L’annonce d’une puissante journée de mobilisation qui va unir salariés du privé, du public, les étudiants, les chômeurs, les retraités ?
Oui probablement.

Mais plus encore c’est le fait que tous les syndicats qui appellent à cette journée le fassent sur la base d’une véritable plate forme revendicative commune et alternative qui va de l’emploi au pouvoir d’achat, jusqu’à l’exigence de réglementation financière internationale.

Ce fait est tout simplement HISTORIQUE !

Car il faut dire les choses clairement : La colère et la révolte, bien que nécessaires, ne suffiront pas.
Il faut dire, affirmer, ce qui doit changer. Il faut se rassembler en faveurs d’autres choix, d’autres orientations jusqu’à les rendre incontournables. Sinon, les mêmes logiques destructrices reprendront le dessus.

Pour la CGT le 29/01 est une étape dans la construction d’un mouvement durable.

Dans notre usine, comme dans la plupart des entreprises où la CGT est implantée, nous avons pris l’initiative d’une rencontre intersyndicale. Celle-ci a eu lieu mardi 20/01. Lors de cette réunion nous avons exposé les objectifs que nous visions pour cette journée d’action.

1- Créer les conditions pour une forte participation à la manif locale prévue à 15h à Mâcon.

2- Marquer la mobilisation dans l’établissement en faisant partir le cortège de l’usine.

3- Créant la possibilité d’aller à des arrêts de travail en tenant compte du fait que si le 29/01 est réussi il va falloir très vite se remobiliser. Donc pour nous l’obligation de gérer les heures de grève, qui sont l’argent des salariés, avec responsabilité. Nous appellerons à 2h20mn de grève, les modalités vous seront communiquées lundi.
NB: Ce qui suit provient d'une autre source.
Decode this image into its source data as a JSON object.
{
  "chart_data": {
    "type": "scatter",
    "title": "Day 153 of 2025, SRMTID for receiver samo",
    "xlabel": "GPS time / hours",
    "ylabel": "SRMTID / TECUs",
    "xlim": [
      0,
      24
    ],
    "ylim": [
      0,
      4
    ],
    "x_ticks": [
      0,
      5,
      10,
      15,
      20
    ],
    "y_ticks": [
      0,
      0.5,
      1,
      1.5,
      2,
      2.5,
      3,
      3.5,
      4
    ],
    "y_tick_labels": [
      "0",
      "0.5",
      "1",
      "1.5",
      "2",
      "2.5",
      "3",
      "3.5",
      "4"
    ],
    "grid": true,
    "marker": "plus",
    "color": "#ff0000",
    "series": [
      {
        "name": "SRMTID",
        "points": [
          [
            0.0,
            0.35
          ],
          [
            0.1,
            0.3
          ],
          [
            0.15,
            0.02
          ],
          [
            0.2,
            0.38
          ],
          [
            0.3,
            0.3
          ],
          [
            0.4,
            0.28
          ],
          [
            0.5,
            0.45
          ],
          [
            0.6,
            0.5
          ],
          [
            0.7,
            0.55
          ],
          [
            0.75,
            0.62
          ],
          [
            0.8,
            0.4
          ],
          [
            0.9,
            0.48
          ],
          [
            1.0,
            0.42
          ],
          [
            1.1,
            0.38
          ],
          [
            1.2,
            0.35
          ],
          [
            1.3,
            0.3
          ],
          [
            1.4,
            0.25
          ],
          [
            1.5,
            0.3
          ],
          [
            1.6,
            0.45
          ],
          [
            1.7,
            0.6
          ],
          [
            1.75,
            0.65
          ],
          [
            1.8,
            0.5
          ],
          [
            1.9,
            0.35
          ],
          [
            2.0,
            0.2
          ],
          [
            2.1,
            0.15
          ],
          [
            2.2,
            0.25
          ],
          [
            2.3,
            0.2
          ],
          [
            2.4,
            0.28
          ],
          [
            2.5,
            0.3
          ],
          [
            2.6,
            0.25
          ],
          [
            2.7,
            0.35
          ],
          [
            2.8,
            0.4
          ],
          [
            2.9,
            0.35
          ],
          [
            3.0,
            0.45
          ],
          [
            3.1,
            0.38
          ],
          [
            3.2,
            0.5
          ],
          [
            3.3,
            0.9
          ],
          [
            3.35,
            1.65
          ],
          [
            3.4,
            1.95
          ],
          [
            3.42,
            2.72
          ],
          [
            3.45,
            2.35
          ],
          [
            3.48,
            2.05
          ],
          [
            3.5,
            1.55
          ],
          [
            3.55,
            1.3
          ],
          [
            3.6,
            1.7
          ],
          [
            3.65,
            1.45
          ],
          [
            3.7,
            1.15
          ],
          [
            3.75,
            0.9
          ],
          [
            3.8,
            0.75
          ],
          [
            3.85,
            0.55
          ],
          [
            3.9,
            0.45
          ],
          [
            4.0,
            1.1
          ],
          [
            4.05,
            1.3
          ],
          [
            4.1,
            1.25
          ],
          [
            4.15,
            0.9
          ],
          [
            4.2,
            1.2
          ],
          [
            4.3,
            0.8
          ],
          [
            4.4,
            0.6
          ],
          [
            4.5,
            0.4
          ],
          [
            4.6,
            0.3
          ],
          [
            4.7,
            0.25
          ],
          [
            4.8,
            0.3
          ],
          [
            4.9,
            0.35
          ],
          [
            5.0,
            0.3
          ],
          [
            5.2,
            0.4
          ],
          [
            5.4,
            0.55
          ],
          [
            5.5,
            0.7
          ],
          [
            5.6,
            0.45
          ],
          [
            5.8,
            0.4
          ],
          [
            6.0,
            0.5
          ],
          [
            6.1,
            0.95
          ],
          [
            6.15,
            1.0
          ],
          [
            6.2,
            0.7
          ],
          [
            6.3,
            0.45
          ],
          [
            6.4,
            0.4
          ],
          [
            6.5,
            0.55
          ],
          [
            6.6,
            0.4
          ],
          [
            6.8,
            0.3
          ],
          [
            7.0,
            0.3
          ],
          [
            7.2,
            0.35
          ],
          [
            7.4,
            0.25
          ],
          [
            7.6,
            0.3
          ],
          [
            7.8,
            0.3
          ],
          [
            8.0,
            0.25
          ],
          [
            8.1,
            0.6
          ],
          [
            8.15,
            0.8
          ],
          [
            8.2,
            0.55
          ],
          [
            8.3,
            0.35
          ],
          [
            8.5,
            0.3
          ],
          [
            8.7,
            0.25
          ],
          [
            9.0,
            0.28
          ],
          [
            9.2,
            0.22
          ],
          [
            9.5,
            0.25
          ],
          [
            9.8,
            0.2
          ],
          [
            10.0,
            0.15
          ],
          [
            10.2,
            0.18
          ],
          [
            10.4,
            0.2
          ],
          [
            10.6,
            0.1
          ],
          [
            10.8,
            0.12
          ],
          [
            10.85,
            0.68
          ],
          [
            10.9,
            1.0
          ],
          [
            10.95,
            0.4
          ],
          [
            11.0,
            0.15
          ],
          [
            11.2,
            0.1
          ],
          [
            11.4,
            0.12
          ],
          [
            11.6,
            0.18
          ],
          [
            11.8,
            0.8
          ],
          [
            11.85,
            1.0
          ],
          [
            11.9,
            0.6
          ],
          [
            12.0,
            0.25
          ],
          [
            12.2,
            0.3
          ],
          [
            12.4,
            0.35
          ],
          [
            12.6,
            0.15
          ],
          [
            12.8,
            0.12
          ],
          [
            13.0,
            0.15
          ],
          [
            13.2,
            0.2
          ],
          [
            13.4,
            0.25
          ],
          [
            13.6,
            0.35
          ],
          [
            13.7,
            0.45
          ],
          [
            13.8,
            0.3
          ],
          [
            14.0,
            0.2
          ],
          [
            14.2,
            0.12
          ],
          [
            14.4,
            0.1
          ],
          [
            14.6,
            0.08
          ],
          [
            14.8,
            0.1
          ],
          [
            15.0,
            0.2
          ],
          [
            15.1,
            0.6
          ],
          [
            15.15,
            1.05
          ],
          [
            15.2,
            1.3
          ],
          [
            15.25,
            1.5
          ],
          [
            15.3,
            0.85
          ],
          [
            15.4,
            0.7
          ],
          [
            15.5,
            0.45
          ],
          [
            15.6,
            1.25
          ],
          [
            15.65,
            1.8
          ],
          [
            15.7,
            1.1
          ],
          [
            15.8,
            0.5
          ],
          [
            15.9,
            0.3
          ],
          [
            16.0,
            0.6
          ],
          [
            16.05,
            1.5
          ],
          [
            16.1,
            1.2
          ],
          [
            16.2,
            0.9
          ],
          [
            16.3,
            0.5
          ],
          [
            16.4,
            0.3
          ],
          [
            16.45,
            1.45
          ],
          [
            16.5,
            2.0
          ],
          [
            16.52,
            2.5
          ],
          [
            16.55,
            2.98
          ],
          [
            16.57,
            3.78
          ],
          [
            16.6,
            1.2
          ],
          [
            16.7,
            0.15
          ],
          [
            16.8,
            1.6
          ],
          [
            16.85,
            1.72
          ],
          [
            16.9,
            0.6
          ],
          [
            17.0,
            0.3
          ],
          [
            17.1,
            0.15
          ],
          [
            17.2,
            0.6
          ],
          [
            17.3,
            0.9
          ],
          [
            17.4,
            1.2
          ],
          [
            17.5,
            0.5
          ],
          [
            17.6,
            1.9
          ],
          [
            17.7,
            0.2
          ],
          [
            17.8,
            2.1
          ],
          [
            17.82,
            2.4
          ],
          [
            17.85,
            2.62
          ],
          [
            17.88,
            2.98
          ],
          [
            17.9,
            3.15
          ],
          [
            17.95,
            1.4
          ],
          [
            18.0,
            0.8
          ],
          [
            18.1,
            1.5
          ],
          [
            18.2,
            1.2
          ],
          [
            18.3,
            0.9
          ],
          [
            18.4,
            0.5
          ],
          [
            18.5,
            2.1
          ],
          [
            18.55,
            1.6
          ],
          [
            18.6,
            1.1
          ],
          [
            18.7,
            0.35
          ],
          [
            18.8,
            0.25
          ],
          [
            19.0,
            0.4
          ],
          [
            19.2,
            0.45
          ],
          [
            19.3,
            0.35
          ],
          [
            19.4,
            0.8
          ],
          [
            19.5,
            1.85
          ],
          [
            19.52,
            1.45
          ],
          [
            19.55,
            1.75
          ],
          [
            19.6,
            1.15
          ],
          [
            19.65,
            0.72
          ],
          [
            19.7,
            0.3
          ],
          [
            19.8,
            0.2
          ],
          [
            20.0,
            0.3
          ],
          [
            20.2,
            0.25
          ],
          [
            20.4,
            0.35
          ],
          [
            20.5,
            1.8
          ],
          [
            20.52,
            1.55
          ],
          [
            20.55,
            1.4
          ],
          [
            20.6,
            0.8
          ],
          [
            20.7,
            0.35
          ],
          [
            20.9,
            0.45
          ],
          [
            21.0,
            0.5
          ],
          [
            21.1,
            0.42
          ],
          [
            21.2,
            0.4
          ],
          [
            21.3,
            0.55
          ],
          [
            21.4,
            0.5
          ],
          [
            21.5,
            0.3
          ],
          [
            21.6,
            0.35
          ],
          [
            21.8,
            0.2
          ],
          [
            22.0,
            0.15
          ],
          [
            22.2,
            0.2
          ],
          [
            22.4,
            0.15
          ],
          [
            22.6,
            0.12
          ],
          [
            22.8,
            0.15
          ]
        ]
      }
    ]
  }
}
4- De faire le lien avec la situation de l’établissement et la situation industrielle actuelle. Nous avons donc proposé que soit ressorti des cartons la banderole unitaire confectionnée en décembre 2004.

La CFE-CGC a indiqué qu’elle était favorable à toutes ces propositions. Sud, après un long débat, s’est finalement rallié à nos propositions.

Pour la CGT, TOUS les salariés seront appelés à l’action le 29/01, y compris les intérimaires et les CDD qui sont les premiers à payer la crise actuelle, comme on le voit d’ailleurs malheureusement bien dans notre usine.